The Permal Group
- Type: Private
- Industry: Investment management
- Founded: 1973; 53 years ago
- Headquarters: London, United Kingdom
- Products: Hedge funds, private equity funds
- AUM: $22 billion (2013)
- Website: www.permal.com

= Permal Group =

Global investment management firm

Permal Group is a British investment management firm specialized in hedge funds and private equity funds for international investors.

Permal was founded in 1973 and operates one of the oldest fund of hedge funds, and, as of 2013, manages approximately $22 billion in assets. Clients include sovereign wealth funds, pension funds, endowments, foundations, insurance companies, family offices, private banks, and high-net-worth individuals.

Its CEO is Omar Kodmani and its Chairman is Isaac R. Souede. Permal is headquartered in London, with offices in New York, Boston, Singapore, Paris, Nassau, Dubai, Hong Kong, and Beijing.

== History ==
The company was founded in 1973.

In 2005, Permal was acquired by Legg Mason in an $800 million transaction and operates as a subsidiary of that company.

In 2013, Permal acquired Fauchier Partners, a leading European based manager of funds of hedge funds, from BNP Paribas Investment Partners.

In 2016, the Permal Group subsidiary merged with EnTrust Capital to increase assets. After the merger the firm became EnTrustPermal, rebranding to EnTrust Global in 2019. In 2020 Gregg Hymowitz, the founder of EnTrust Capital, bought back Legg Mason's share of EnTrust Global, making it an independent private company.

==Investment funds ==
Permal offers a range of multi-manager, multi-strategy funds as well as single manager funds and customized separate accounts. The firm's flagship product, Permal Investment Holding, was launched in 1992 and is a global multi-strategy fund of hedge funds, managed by Robert Kaplan. The fund aims to capture two thirds of the upside during a bull market and seeks to limit its downside to one third of a comparable index during the bear market.

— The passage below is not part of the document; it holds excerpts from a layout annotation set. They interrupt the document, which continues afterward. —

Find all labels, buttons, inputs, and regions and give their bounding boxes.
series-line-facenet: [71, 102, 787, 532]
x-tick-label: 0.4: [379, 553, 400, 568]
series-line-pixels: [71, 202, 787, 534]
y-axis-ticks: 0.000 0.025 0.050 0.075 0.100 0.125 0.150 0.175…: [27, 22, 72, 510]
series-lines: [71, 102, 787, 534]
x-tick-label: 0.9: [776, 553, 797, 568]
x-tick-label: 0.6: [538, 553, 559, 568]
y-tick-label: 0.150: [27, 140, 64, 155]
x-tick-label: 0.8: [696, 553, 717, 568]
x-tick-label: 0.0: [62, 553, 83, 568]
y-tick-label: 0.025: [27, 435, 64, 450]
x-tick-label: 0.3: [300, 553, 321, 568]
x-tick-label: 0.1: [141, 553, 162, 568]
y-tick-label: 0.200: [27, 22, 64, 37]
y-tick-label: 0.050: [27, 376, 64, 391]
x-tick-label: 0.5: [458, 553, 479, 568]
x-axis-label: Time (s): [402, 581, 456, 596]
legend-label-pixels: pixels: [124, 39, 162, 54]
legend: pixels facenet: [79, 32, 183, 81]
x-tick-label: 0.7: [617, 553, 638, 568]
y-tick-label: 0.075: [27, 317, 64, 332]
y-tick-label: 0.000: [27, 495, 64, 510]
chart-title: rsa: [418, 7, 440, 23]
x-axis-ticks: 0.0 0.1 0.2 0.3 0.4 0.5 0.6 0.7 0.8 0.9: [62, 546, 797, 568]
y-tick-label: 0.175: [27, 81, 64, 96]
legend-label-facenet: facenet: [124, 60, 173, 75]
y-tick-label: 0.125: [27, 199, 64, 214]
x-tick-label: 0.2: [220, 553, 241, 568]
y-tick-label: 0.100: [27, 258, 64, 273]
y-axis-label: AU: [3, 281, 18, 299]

Permal also operates as a private equity fund of funds and secondary investment firm through its subsidiary, Permal Capital Management.

In 2016, Legg Mason merged its Permal Group subsidiary with EnTrust Capital to increase assets managed by its hedge funds-of-funds business to $26 billion. After the merge the company became known as EnTrustPermal, and later re-branded to EnTrust Global in 2019. In 2020, Gregg Hymowitz, founder of EnTrust Capital, bought back the Legg Mason share of EnTrust, creating EnTrust Global, a private, independent company.